Why Data Science?
Published: 3 Jul 2018
“The ability to take data, to be able to understand it, to process it, to extract value from it, to visualize it, to communicate it’s going to be a at the professional level but even at the educational level for elementary school kids, for high school kids, for college kids. Because now we really do have essentially free and ubiquitous data.” – Hal Varian, Chief Economist, Google
Why Data Science?
Data Science was once a discipline associated only with technology companies, hedge funds and health care. However, the information age has made data gathering and analytics critical to virtually every sector of the economy. Publishing itself, once associated only with publishing houses and media companies, is now ubiquitous as companies and individuals write on blogs and social media. The reality in which we are living today is that we are all publishers, and data science is paramount.
Data Science allows individuals to extract knowledge of great value from what can appear to be simple data. Using semantic analysis, pattern matching, statistics, mathematics, and most recently, machine learning, data science is the discipline of analyzing large volumes of information to find patterns. Once patterns are found, they can be developed into unique concept signatures and used to make predictions and inferences. In this way, it is possible to anticipate problems and create different strategies to boost efficiency and revenue in business.

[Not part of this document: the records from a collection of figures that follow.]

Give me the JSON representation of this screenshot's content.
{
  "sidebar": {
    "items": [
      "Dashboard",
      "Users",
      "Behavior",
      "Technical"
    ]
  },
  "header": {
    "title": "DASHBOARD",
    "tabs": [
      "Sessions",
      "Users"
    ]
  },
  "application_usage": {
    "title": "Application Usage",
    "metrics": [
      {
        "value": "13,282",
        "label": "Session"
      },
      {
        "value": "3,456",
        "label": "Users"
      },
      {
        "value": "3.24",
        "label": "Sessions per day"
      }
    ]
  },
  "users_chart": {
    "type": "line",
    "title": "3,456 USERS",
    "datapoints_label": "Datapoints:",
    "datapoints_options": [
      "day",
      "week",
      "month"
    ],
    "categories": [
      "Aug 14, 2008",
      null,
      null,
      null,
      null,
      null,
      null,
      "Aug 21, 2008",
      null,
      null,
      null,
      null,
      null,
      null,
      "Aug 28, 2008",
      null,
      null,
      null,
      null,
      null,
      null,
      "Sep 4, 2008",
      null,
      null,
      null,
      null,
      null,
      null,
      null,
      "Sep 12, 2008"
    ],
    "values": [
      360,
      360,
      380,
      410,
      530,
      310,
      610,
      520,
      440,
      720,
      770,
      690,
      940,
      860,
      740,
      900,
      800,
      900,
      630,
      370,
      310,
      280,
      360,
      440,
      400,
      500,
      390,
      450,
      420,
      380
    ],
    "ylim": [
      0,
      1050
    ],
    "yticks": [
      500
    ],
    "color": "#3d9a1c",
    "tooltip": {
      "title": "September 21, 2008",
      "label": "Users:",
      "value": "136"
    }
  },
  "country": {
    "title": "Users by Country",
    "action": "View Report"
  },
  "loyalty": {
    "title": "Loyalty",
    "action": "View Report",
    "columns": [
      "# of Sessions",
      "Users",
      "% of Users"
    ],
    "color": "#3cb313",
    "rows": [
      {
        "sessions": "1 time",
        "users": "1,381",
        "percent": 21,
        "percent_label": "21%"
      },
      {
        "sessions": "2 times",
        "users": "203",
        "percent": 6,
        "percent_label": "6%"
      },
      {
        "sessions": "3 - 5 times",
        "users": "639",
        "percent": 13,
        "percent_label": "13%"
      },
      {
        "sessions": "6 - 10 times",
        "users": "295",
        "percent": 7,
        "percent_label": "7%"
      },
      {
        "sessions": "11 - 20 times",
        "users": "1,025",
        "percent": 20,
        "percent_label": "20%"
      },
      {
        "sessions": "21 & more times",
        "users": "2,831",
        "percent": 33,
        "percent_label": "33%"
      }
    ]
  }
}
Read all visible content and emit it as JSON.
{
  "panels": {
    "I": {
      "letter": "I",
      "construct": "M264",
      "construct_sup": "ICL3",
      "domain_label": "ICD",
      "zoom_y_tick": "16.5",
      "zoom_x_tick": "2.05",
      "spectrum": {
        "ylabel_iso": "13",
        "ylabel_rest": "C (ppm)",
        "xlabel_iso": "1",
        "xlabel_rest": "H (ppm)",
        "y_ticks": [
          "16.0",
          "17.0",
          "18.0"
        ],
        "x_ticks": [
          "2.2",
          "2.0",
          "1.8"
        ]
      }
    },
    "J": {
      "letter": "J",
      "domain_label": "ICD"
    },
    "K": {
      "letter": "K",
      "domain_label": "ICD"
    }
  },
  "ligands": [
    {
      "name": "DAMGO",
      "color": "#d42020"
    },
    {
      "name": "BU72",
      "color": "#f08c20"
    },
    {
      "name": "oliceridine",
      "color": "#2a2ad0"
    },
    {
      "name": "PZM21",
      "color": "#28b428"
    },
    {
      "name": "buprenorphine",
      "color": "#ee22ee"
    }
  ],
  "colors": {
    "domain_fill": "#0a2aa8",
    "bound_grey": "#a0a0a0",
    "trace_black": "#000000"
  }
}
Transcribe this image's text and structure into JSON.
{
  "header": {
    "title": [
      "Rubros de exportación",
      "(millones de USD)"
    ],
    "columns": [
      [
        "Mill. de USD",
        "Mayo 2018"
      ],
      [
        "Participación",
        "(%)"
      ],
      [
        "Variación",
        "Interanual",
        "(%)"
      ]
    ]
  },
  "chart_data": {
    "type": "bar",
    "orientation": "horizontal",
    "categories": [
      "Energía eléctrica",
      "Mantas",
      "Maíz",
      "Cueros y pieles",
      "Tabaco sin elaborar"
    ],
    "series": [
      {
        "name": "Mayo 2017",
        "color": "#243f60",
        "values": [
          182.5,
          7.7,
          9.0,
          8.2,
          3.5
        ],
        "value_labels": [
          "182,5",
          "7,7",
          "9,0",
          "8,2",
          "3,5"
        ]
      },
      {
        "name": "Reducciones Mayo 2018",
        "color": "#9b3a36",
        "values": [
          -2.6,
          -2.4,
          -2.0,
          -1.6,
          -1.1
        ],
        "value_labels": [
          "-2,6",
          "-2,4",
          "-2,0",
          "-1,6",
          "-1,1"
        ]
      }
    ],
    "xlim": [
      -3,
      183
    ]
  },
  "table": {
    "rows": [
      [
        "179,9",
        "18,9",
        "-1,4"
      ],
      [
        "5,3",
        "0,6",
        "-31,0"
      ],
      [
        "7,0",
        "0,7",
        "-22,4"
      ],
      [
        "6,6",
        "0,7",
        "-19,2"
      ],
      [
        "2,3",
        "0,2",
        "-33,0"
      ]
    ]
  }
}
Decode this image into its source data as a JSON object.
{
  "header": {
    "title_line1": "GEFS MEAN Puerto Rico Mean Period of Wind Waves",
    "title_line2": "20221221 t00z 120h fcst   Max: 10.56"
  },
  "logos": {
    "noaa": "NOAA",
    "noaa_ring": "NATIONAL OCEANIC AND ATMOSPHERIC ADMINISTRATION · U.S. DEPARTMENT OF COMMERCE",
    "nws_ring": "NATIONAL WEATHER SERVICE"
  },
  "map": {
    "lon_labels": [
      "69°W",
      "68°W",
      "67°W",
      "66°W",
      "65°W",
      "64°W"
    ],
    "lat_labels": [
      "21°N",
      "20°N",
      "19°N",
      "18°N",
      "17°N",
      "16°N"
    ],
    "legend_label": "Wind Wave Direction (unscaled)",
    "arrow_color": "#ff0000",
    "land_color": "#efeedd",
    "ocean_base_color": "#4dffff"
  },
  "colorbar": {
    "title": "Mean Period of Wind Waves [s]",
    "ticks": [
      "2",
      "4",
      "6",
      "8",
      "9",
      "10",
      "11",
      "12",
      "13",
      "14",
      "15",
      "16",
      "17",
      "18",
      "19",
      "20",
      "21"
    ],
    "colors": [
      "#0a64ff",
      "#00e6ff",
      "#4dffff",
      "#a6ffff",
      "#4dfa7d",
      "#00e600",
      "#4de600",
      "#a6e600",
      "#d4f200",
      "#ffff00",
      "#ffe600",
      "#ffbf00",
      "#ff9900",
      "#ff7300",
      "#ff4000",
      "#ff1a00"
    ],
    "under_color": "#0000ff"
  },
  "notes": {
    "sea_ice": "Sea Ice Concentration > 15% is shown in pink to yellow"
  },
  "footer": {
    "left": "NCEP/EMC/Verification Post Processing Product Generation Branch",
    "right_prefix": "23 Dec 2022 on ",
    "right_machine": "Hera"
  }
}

Data Scientists bring value to any type of company, and thanks to the emergence of Big Data there is a countless amount of data, both inside and outside of organizations, public and private. That data includes not only textual content but images, video, audio, and even “data about the data” (metadata).
Of course, all of this data is useless unless it is properly analyzed. But with increasing machine power, algorithms can convert data from disparate data sources into knowledge that is essential to any business.
Machine Learning and Big Data
While Big Data Analytics allows data scientists to identify patterns and relationships with the data, machine learning allows scientists to use those patterns to make better decisions. Using Artificial Intelligence (AI) algorithms, machines can analyze which patterns result in success and which in failure, isolating successful patterns to ensure that better decisions are made.